Amblin’s Steven Spielberg, United Artists’ Scott Stuber and Amazon MGM Studios won the film rights following an 11-studio bidding war
Series creator Alex Kister will direct the adaptation from a screenplay he co-wrote with Tyler Clifton
The deal extends a wave of YouTube horror properties moving to theaters following the success of Backrooms and Obsession
Steven Spielberg is producing a feature film adaptation of The Mandela Catalogue, the viral YouTube horror series that has become one of the defining titles in the analog horror genre. Amblin’s Spielberg, United Artists’ Scott Stuber and Amazon MGM Studios acquired the film rights following a highly competitive 11-studio bidding war, with series creator Alex Kister set to direct the adaptation from a screenplay he adapted with Tyler Clifton.

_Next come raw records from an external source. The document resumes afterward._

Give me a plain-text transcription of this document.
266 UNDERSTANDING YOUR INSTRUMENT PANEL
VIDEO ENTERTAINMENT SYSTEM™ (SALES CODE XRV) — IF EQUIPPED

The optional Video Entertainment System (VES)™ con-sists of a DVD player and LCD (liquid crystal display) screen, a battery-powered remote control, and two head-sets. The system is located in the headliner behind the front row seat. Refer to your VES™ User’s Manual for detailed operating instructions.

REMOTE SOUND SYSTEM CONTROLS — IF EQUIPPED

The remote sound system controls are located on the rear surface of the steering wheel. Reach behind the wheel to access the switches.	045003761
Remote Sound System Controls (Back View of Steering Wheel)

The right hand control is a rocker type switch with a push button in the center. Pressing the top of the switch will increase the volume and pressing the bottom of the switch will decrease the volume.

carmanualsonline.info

Launched in 2021, The Mandela Catalogue is set in the fictional Mandela County, Wisconsin, which is invaded by shape-shifting, nearly immortal creatures called Alternates. The series has amassed well over 100 million views across its official episodes alone, making it one of the largest original analog horror franchises to come out of YouTube, and is widely regarded as one of the defining titles in the analog horror genre, alongside Local 58 and The Backrooms.
That lineage explains why the bidding war got so competitive. The deal follows the mega success of Backrooms and Obsession, with Curry Barker’s horror romance Obsession pulling in $374 million USD worldwide and Kane Parsons’ Backrooms becoming an unforeseen phenomenon that outstripped even anticipated tentpoles like Star Wars: Mandalorian and Grogu and DC Studios’ Supergirl. Studios have been chasing that formula ever since, keen to mine the next big YouTube genre filmmaker in an effort to keep Gen Alpha and Gen Z audiences flowing into theaters.
Handing Kister the director’s chair on his own creation keeps The Mandela Catalogue inside that same pattern, treating the person who built the mythology as the person best equipped to bring it to a wider screen.